10. As far as non-pecuniary damages are concerned, Respondent no.1 would be entitled to Rs.[1] lakh towards consortium as against Rs.50,000/granted by the Claims Tribunal. Respondents no.1 to 6 will be entitled to Rs.[1] lakh towards loss of love and affection, Rs.25,000/- towards funeral expenses and Rs.10,000/- towards loss to estate (Rajesh & Ors. v. Rajbir Singh & Ors., (2013) 9 SCC 54). No compensation is permissible towards loss of care and attention.
11. The compensation awarded is re-computed as:-
┌─────────────────────────────────────────────────────────────────────────────────────────┐ │ Sl.No. Compensation under various Awarded by │ │ heads this Court │ │ (in Rs.) │ ├─────────────────────────────────────────────────────────────────────────────────────────┤ │ 1. Loss of Dependency 8,09,172/- │ │ 2. Funeral Charges 25,000/- │ │ 3. Loss to estate 10,000/- │ │ 4. Loss of consortium 1,00,000/- │ │ 5. Loss of love and affection etc. 1,00,000/- │ │ 6. Loss of care & attention etc. - │ │ MAC APP. 988/2012 Page 12 of 13 │ │ 2015:DHC:657 │ │ Total 10,44,172/- │ └─────────────────────────────────────────────────────────────────────────────────────────┘
11. The compensation is hence, reduced from Rs.18,02,342/- to Rs.10,44,172/-.
12. Thus, the excess sum of Rs.7,58,170/- along with proportionate interest as granted by the Claims Tribunal and the interest accrued, if any, during the pendency of the Appeal shall be refunded to the Appellant ICICI Lombard General Insurance Co. Ltd. Cost in terms of para 9 shall be paid by the appellant Insurance Company.
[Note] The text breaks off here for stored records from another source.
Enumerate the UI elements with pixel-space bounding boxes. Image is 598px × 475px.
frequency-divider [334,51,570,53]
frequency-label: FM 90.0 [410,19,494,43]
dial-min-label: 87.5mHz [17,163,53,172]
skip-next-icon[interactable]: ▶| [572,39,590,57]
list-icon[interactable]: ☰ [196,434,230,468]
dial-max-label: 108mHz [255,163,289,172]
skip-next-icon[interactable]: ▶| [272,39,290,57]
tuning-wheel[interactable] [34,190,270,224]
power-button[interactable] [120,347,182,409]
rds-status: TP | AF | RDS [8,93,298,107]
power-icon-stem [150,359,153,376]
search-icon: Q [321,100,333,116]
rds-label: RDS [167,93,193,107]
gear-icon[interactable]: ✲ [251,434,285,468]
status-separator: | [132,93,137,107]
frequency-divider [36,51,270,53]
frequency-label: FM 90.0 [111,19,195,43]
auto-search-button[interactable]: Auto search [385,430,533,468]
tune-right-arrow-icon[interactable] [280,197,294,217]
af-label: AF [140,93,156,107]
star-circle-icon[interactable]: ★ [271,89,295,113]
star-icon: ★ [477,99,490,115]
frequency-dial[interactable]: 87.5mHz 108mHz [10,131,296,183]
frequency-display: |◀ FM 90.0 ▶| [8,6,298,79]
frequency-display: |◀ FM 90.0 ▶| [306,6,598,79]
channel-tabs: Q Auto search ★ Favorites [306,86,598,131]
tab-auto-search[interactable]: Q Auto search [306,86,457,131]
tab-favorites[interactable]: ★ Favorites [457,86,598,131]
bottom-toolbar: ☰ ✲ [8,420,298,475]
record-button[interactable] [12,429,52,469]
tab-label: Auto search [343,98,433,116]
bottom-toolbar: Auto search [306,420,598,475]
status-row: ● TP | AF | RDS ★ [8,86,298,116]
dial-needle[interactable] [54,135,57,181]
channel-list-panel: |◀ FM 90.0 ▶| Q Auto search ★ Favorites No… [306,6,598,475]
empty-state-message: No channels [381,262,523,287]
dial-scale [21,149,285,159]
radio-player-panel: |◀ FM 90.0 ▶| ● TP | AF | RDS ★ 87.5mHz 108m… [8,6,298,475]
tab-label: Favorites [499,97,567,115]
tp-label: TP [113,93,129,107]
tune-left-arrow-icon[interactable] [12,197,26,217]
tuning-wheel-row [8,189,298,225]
13. The compensation awarded in favour of the Claimants shall be released/held in fixed deposit in favour of the Claimants as awarded by the Claims Tribunal.
14. Appeal is allowed in above terms.
15. Pending applications, if any, also stand disposed of.
16. Statutory amount, if any, deposited shall be refunded to the Appellant Insurance Company.